Using Undocumented Features
The first reaction to the idea of using any undocumented commands should probably be one of skepticism. Why would anyone use an undocumented feature in their program? If the feature is undocumented, then the manufacturer has no reason to change it from version to version. Any program that uses such a call would have to be changed every time a new version of DOS is released! In theory, this is true -- but when marketing realities meet with theory, the bigger word wins.
The fact is that most undocumented calls were written to allow upper layers of the operating system to access the lower layers, while still maintaining a standard interface.
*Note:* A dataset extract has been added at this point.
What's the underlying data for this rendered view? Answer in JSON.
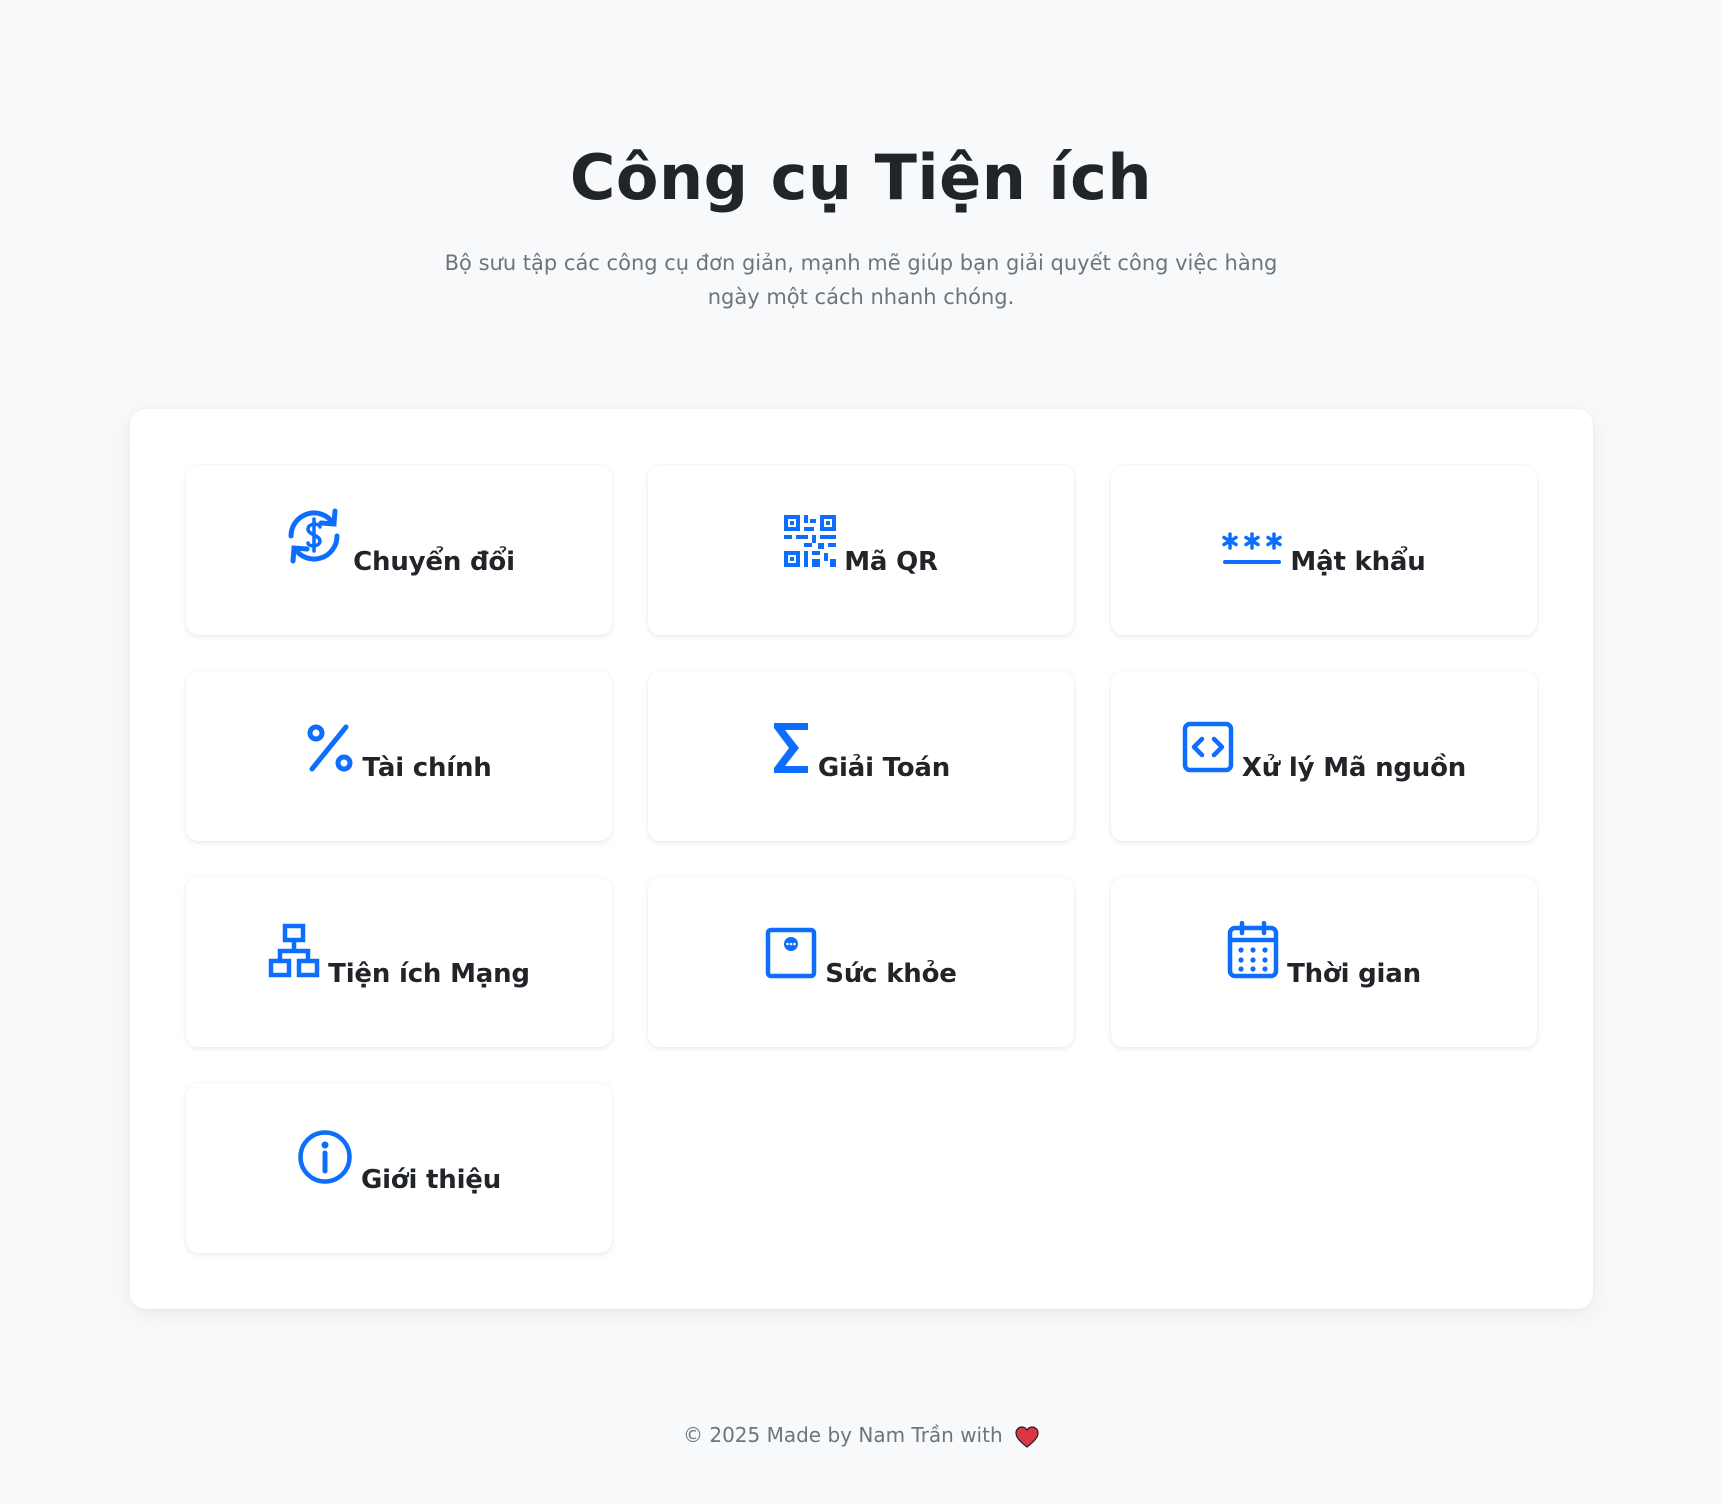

Because it is easier and more economical to continue using old system call structures, there is a high probability of little or no change to the major undocumented calls.
The undocumented system calls usually deal with low-level operating system data structures. Normally, when a programmer wants low-level partition information that cannot be found through the standard calls, he or she writes a routine to read the partition boot record from the device, and then gleans the required data from the record. Unfortunately, a DOS block device is not required to have a partition boot record, and any assumption about the data structures on the first logical sector are bound to be wrong in several cases. Any data structure that is left up to the discretion of the developer should be considered more troublesome than a data structure that has been defined and used by Microsoft -- if the developers are given structural leeway by Microsoft, it should be assumed that they will take it.
MS-DOS Function 52h
DOS function 52h is probably the most useful of the undocumented system calls because it contains a great deal of information. The purpose of this function call is to get the internal buffer pointers. The call returns a pointer to a table of pointers and data. This table describes most of the DOS internal structures that are associated with the storage subsystem. Figure 1 describes the calling sequence used in calls to DOS function 52h.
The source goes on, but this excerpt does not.